What is the best pricing tool to take advantage of preharvest pricing opportunities? Your choices fall into two categories: fixed-price tools and options-based minimum-price tools.

Fixed-price tools include a simple forward contract, or a hedge-to-arrive (HTA) contract, for harvest delivery. One more way to establish a price at harvest is to sell new-crop futures contracts.

Each of these fixed-price tools has weaknesses. Forward contracting often involves locking in a less-than-favorable basis. HTA contracts often involve a fee. Selling futures exposes you to margin calls. Their common challenge: Once a price is established before harvest, you say goodbye to the upside potential of a weather-driven market during the growing season.
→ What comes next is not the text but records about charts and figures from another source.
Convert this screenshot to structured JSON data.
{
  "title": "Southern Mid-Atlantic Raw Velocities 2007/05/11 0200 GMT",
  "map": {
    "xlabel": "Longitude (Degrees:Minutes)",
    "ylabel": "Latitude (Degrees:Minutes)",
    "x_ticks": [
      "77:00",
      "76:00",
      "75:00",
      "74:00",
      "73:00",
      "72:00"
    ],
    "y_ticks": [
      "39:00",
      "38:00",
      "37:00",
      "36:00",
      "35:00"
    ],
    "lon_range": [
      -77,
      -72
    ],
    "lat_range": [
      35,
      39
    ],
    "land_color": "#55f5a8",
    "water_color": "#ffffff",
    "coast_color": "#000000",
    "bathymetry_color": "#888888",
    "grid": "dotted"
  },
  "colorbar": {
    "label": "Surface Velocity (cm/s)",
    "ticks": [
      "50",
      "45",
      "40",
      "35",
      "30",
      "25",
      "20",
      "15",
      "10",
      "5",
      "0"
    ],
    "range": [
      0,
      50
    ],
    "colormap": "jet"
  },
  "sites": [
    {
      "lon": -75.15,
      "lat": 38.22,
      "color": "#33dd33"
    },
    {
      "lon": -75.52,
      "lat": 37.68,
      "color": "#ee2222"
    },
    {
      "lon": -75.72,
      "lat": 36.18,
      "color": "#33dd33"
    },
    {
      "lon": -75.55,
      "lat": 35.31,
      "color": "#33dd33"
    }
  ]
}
Options are costly, but they are the only pricing tools that allow us to establish a minimum price while retaining upside potential.

I want to introduce you to Peter and Paul Paperfarmer, twin brothers and celebrity farmers who use options to price grain before harvest. Together, they shed light on the value of put and call options in preharvest marketing.

Peter Paperfarmer prices 25% new-crop increments in March, April and May, using a HTA contract for harvest delivery. He re-owns each sale with an at-the-money call option.

These calls are often referred to as “courage calls” because purchasing call options gives Peter the courage to do what he should do: price grain for new-crop delivery during the spring.

Paul prices 25% increments in March, April, May and June, by purchasing at-the-money put options. Paul holds his put options until mid-October harvest.

There are other important differences in their approach to pricing grain.

  • First, because of the delivery commitment in HTA contracts, Peter limits his preharvest sales to 75% of his expected crop, in-line with his revenue-based crop insurance coverage. Put options have no delivery commitment — Paul buys puts to cover 100% of his crop.

  • Second, Peter sells his call options on Sept. 15, when the threat of a weather market has passed. Paul sells his put options a month later at harvest (mid-October).

  • Barney Binless represents the harvest price in mid-October.
  • The analysis assumes no cost for the HTA contract and 1¢/bu. brokerage fees for options.
  • Between 1990 and 2008 (19 years), Peter and Paul used options in preharvest marketing 15 years. Peter and Paul only take action if prices are at or above a minimum price objective, consistent with their breakeven cost of production. Preharvest prices in the spring remained below their minimum price objectives in 1993, 1999, 2002 and 2005.

This table shows the average performance for Peter and Paul, comparing both to the cash corn price at harvest. I am impressed that Peter's use of HTA contracts and re-ownership with call options delivered an average corn price 10¢ better than the harvest price. Paul's purchase of put options found 5¢ more than Peter.

My work allows me to travel widely and speak with many grain producers. Not every farmer uses options to price grain. Among those who do, it's my impression that Peter's “courage call” approach is 2-3 times more popular than Paul's purchase of puts. Why?

Human nature rules. Buying puts is like buying auto insurance — the best-case scenario occurs when you don't get paid.

Peter's approach is more common because we want higher prices, and owning call options is compatible with our hopes for the market.

I prefer put options. No delivery commitment means Paul can be more aggressive and cover uninsured bushels. It also makes Paul a free agent at harvest — his bushels can be delivered to the best market, or placed in storage for postharvest opportunities.